In past few years Aleksandar Stanković (Aleksandar Stankovic), show’s host, developed quite a reputation for his hostile but also a very effective treatment of his guests. But this reputation was slightly downgraded in past months when some of the guests, apparently after reading his act, came to the show well-prepared and gave him a good intellectual drubbing.

But not today. This time Stanković was confident that would make a short work of his guest, but what occurred today exceeded everyone’s expectations.

The guest was Professor Dr. Damir Buković (Damir Bukovic), one of Croatia’s leading gynaecologists and oncology experts. He was the most outspoken in the group of Catholic physicians warning the women of cancer risks that multiply with in vitro fertilisation.
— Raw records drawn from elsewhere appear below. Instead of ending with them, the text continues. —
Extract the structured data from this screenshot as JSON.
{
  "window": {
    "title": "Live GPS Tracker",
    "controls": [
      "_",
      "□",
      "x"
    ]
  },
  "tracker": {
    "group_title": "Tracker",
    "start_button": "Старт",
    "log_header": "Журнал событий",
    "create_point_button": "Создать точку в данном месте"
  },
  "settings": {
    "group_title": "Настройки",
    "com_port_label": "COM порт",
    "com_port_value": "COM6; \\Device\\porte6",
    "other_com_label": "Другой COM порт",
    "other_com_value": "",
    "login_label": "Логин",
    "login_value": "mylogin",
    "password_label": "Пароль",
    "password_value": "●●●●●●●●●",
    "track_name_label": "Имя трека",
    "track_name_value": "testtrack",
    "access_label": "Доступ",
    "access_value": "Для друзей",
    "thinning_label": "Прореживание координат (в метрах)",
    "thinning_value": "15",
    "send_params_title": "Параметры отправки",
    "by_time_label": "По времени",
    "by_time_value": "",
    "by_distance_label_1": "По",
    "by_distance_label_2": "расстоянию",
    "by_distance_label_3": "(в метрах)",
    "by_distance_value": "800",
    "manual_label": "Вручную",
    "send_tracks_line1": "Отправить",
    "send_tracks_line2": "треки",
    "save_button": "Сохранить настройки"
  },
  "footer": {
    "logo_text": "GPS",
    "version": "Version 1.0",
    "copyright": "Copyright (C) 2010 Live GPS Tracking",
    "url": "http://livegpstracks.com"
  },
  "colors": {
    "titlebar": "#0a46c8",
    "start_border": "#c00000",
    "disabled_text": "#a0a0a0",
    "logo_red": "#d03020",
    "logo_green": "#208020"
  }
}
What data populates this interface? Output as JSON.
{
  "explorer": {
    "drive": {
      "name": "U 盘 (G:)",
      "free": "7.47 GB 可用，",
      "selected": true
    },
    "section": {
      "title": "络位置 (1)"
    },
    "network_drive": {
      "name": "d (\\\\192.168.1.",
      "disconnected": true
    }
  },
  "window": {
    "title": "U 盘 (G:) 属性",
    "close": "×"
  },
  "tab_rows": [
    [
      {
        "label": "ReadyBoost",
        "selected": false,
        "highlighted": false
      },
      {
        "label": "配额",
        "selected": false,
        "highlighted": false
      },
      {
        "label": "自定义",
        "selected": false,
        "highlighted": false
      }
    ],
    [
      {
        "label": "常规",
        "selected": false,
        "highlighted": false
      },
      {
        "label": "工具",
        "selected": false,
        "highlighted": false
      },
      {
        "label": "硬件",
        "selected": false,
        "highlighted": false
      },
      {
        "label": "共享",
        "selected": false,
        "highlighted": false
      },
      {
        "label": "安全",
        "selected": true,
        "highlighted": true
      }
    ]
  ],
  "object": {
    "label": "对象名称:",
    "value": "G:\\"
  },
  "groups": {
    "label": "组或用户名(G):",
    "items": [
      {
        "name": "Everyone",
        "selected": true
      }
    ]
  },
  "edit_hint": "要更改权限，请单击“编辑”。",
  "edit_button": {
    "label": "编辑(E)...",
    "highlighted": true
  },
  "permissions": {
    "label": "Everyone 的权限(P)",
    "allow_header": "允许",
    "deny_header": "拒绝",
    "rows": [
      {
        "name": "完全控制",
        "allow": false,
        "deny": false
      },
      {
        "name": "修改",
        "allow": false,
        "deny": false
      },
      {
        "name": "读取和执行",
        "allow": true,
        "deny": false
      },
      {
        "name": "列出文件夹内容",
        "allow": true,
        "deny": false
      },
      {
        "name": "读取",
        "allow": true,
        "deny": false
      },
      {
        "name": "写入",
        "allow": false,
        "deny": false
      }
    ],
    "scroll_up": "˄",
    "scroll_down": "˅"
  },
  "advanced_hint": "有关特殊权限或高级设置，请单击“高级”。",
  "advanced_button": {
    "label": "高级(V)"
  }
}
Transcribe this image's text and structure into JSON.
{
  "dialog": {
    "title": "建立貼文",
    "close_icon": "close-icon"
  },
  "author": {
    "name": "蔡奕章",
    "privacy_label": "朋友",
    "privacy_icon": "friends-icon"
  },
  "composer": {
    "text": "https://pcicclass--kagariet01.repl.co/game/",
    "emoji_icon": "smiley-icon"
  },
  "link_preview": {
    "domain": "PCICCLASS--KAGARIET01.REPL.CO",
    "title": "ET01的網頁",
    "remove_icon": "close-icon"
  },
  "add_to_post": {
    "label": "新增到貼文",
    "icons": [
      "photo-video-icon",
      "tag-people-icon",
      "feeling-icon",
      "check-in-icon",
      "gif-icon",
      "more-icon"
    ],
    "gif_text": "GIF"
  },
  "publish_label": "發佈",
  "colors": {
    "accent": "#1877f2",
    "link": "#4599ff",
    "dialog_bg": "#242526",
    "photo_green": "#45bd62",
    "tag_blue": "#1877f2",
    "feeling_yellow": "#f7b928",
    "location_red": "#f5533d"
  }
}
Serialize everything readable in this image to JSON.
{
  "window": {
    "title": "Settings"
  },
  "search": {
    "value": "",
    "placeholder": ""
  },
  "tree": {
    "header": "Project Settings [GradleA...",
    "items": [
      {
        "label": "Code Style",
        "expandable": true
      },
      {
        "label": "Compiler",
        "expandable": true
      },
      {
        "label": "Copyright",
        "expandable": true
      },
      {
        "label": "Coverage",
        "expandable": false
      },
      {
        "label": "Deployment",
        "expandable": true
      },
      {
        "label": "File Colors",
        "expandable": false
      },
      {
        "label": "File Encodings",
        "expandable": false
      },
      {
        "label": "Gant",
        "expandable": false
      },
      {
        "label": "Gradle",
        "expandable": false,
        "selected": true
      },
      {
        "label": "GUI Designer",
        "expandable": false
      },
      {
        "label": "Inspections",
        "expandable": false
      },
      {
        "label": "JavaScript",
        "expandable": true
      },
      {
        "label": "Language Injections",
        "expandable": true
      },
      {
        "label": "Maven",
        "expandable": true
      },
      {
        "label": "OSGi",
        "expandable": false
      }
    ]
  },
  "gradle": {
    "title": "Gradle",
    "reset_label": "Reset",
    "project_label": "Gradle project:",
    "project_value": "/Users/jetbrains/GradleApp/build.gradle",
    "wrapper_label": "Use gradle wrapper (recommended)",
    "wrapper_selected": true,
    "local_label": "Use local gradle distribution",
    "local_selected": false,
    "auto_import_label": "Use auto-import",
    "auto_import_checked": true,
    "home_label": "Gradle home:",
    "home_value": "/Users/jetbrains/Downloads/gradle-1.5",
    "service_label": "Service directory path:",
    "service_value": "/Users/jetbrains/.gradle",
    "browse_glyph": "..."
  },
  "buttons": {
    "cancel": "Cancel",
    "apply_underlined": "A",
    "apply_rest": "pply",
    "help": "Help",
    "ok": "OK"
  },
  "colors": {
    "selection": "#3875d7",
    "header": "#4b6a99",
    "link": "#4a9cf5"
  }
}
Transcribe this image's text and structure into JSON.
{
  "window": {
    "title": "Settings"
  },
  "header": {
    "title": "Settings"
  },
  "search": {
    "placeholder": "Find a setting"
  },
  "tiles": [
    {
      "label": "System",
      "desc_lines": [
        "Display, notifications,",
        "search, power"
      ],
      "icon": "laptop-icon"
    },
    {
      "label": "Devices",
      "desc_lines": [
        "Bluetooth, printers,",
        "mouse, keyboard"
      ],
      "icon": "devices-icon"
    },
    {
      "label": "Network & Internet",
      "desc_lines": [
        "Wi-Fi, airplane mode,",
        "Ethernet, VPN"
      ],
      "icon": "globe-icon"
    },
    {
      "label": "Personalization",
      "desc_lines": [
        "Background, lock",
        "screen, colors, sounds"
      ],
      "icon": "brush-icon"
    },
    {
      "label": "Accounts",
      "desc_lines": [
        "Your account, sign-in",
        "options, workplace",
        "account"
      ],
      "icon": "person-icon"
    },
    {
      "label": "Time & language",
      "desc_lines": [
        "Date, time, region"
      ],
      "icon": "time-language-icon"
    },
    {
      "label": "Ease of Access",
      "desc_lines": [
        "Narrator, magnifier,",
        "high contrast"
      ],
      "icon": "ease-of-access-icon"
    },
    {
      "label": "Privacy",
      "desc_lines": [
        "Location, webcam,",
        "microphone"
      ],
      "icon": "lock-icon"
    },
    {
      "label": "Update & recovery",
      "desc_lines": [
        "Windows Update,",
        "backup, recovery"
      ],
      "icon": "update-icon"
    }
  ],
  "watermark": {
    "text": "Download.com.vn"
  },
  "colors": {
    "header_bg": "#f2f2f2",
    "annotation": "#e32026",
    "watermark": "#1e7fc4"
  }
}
Buković isn’t exactly the unknown name in Croatia. His finest hour was in 1997 when he was elected for Zagreb City Council on HSS ticket. That party was part of anti-Tudjman opposition coalition which had unsuccessfully tried to have its mayor in Zagreb after winning city elections in October 1995. Tudjman, using his presidential prerogatives, repeatedly refused to confirm any of opposition candidates elected for mayor. In 1997 HDZ was two council seats short of majority that would end this embarrassing situation. Buković was one two HSS councilmen who defected from opposition and voted for Tudjman’s favourite Marina Matulović-Dropulović (Marina Matulovic-Dropulic). Although he got his reward in the form of prestigious hospital administration post, Buković remained out of public spotlight until re-emerging as anti-IVF crusader.

During the show Buković, at least initially, tried to present himself as passionate defender of Catholic values in Croatian medicine. For him “the Bible is the best source of all medical knowledge”. After he continued to explain that not only IVF, but sexual promiscuity also contributes to the spread of cancer among women. He also followed the official Church line on condoms – they aren’t “100% safe” and are, consequently, worthless both as contraceptive and as a prophylactic. His views on masturbation are somewhat less radical – while it is “harmless among men”, it can create some health problems among women, although not “as severe as cancer and promiscuity”.

This sort of ultra-conservative mindset isn’t uncommon in Croatia, even among people who are viewed as intellectuals. Therefore, those views weren’t some kind of earth-shattering revelation – in Tudjman’s Croatia they were all but state-sanctioned social policy.

However, those ultra-conservative views are somewhat difficult to connect with certain details of Buković’s biography. During the show it was revealed that he had been remarried and when asked about, he said that he didn’t think of his second marriage (without previous being Church-annulled) as anything contrary to his religious beliefs. It was also revealed that he was not only a Party member during the good old days – which was, again, incompatible with Catholicism – but actually a Party secretary in charge of all Party members in one of Zagreb’s hospital. During the show he took great pride in the fact that he had personally shut down Party organisation in 1990, after the first democratic elections, apparently unaware how the viewers might interpret his last-minute conversion. He also used the show as the opportunity to boast about being well-off in the old system and owning a sports car at the very beginning of his career. The only trace of regret was in his admission that he had performed abortions.

It was very entertaining to watch those all those confessions, especially when it became apparent that Buković was blissfully unaware about ruining his reputation with each sentence coming from his mouth. But such catastrophic (self)destruction on national airwaves was accompanied with a sense of horror, at least among those who saw Buković in the broader context of modern Croatia. What looks like an entertaining aberration on television is the standard way of thinking in most of Croatian offices.